You can use the 1031 exchange several times and reap the same benefit of it every time – until the time at which you make a cash-in sale and don’t want to reinvest. At this point capital gains tax may catch up with you and you may wish you had paid the tax on your profits incrementally. The other part of 1031 exchanges that you want to be careful about is that you must place the proceeds from the property you are selling in escrow at closing. A qualified intermediary, such as a title firm, must hold the money in escrow until another property is purchased. The risk with this is that the area of escrow funds is not highly-regulated and if your title firm is not completely ethical (eg speculates with the funds with which you entrust it and goes bust before you are ready to make your next purchase), you could lose your investment.
Bearing these two potential pitfalls in mind, however, the 1031 exchange remains an option for making the most of a market opportunity when you have insufficient capital to do so otherwise. Just make sure that you have a lawyer go over the transaction to ensure that the replacement property meets the conditions for “same-kind”.
If you wish to sell an investment property without paying capital gain tax or using the 1031 exchange, however, consider selling it to a REIT. While you no longer own property directly, the REIT offers more flexibility. Your real estate interest is securitized so that partners can make their own financial decisions independently. There is no longer direct liability and operating partnership units (OPs) may be used as collateral for other investments. Capital gains tax is deferred indefinitely and you are assured of secure, steady income. Furthermore, your heirs are in a better position if you die.

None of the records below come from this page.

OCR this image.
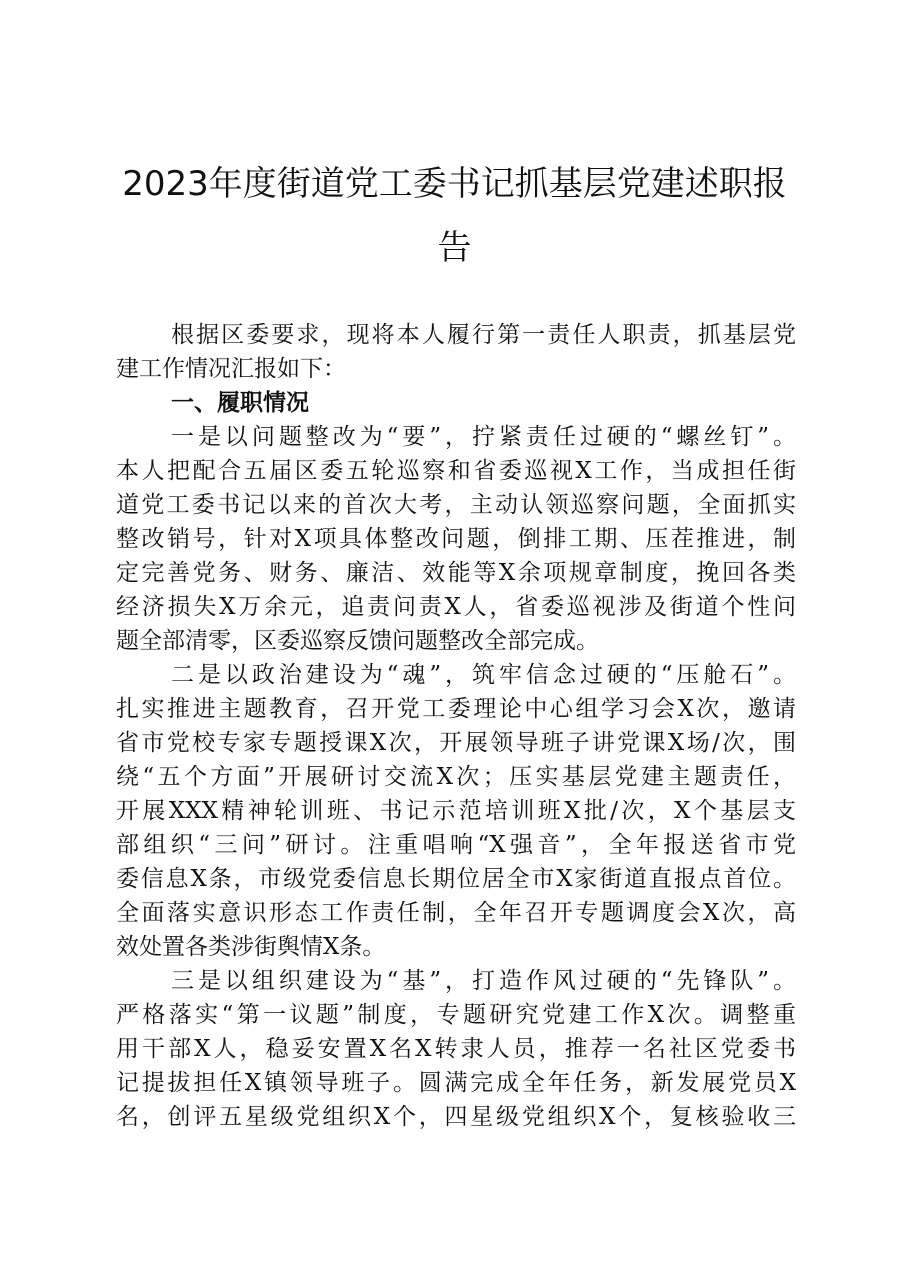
2023年度街道党工委书记抓基层党建述职报
告
根据区委要求，现将本人履行第一责任人职责，抓基层党
建工作情况汇报如下：
一、履职情况
一是以问题整改为“要”，拧紧责任过硬的“螺丝钉”。
本人把配合五届区委五轮巡察和省委巡视X工作，当成担任街
道党工委书记以来的首次大考，主动认领巡察问题，全面抓实
整改销号，针对X项具体整改问题，倒排工期、压茬推进，制
定完善党务、财务、廉洁、效能等X余项规章制度，挽回各类
经济损失X万余元，追责问责X人，省委巡视涉及街道个性问
题全部清零，区委巡察反馈问题整改全部完成。
二是以政治建设为“魂”，筑牢信念过硬的“压舱石”。
扎实推进主题教育，召开党工委理论中心组学习会X次，邀请
省市党校专家专题授课X次，开展领导班子讲党课X场/次，围
绕“五个方面”开展研讨交流X次；压实基层党建主题责任，
开展XXX精神轮训班、书记示范培训班X批/次，X个基层支
部组织“三问”研讨。注重唱响“X强音”，全年报送省市党
委信息X条，市级党委信息长期位居全市X家街道直报点首位。
全面落实意识形态工作责任制，全年召开专题调度会X次，高
效处置各类涉街舆情X条。
三是以组织建设为“基”，打造作风过硬的“先锋队”。
严格落实“第一议题”制度，专题研究党建工作X次。调整重
用干部X人，稳妥安置X名X转隶人员，推荐一名社区党委书
记提拔担任X镇领导班子。圆满完成全年任务，新发展党员X
名，创评五星级党组织X个，四星级党组织X个，复核验收三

Whatever real estate investment strategy you choose, be very mindful of the trends in the market and where you are in your investment time-frame. Residential sales, for example, have provided quick, easy returns for many in recent years but are not likely to continue to do so. If you are considering investing in residential real estate right now, you would do well to think long-term. If you are nearing retirement, you may do better to consider a REIT.